Islamic State Sympathizers Post Military Families Info to ISIS Kill List


An Islamic State “kill list” with the names, addresses and photos of American military members has triggered a federal investigation, the White House confirmed — and one military spouse told Fox News she’s already heard from someone, who said they were with NCIS, urging her family to be vigilant.

The military spouse, who was willing to discuss details on the condition of anonymity because she says her family fears for their safety, said the information posted by ISIS sympathizers is accurate — and she knows several other families identified on the web by the terror group. The original posting listed information for dozens of American servicemembers and called on ISIS sympathizers to kill them.

“We had a call from an NCIS agent on Saturday who said we were on the ‘ISIS kill list,'” the military spouse told Fox News. “The agent wanted to verify our name and address as accurate. He said the threat should be considered. We need to be vigilant, but there was no guidance on what to do and no meeting in person to do a security assessment of our home.”

Based on conversations with other families, the spouse said at least a handful of names are directly connected to the U.S.-led air campaign over Iraq and Syria targeting ISIS. Their husbands are pilots or are connected to the aircraft carriers. They believe the photos were pulled from open source material and media reporting about the campaign and the military.

Troops who were named on a “kill list” posted online over the weekend have been notified by their military units, a Pentagon spokesman said Monday.
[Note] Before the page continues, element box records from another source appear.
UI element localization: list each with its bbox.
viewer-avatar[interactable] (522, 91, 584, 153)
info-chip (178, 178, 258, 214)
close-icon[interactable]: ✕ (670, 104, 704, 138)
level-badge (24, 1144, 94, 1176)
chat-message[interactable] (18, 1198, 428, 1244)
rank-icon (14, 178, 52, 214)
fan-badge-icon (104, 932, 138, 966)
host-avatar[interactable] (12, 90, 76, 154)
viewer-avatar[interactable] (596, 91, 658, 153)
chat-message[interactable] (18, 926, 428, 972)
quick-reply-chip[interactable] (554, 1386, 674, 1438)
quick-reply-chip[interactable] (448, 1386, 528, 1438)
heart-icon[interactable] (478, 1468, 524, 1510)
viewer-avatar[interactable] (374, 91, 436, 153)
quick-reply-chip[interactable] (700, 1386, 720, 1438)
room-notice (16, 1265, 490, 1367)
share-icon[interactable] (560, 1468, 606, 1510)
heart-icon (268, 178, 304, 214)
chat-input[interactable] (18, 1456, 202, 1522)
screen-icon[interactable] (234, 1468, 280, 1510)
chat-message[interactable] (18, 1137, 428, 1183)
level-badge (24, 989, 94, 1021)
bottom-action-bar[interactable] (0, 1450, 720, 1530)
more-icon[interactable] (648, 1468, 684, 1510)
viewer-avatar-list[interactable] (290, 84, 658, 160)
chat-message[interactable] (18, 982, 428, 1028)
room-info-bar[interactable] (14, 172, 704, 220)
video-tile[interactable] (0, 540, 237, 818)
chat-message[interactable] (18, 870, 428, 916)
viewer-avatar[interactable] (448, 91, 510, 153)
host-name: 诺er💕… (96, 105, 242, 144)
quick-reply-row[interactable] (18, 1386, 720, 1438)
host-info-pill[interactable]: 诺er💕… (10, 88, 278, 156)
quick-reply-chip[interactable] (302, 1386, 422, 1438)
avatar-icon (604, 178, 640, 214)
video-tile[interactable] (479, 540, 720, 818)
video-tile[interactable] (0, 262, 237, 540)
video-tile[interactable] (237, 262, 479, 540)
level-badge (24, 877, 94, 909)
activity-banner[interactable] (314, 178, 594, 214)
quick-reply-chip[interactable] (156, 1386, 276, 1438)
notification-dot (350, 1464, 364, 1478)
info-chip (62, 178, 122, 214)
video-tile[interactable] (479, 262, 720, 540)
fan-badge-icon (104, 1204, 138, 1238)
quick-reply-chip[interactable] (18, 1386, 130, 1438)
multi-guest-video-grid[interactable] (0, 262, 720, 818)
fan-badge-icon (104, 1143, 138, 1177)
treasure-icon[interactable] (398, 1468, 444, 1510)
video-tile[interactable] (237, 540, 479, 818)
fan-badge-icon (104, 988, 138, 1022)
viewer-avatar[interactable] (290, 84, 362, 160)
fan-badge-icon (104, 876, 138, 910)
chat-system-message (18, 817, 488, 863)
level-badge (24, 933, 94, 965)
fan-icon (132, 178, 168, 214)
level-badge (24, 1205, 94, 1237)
A group that sympathizes with the Islamic State and calls itself the Islamic State Hacking Division posted photographs, home addresses, and more personal information on 100 pilots, sailors, commanders, and airmen involved in U.S.-led airstrikes against ISIS in Iraq and Syria, The Week reports. Pentagon spokesman Col. Steven Warren said that some of the people listed are no longer part of the military, and their information did not come from a data breach, but was all publicly available, usually on social media and military websites.

The Islamic State Hacking Division claimed that it hacked military servers to get the names and personal details, and “decided to leak 100 addresses so that our brothers residing in America can deal with you.”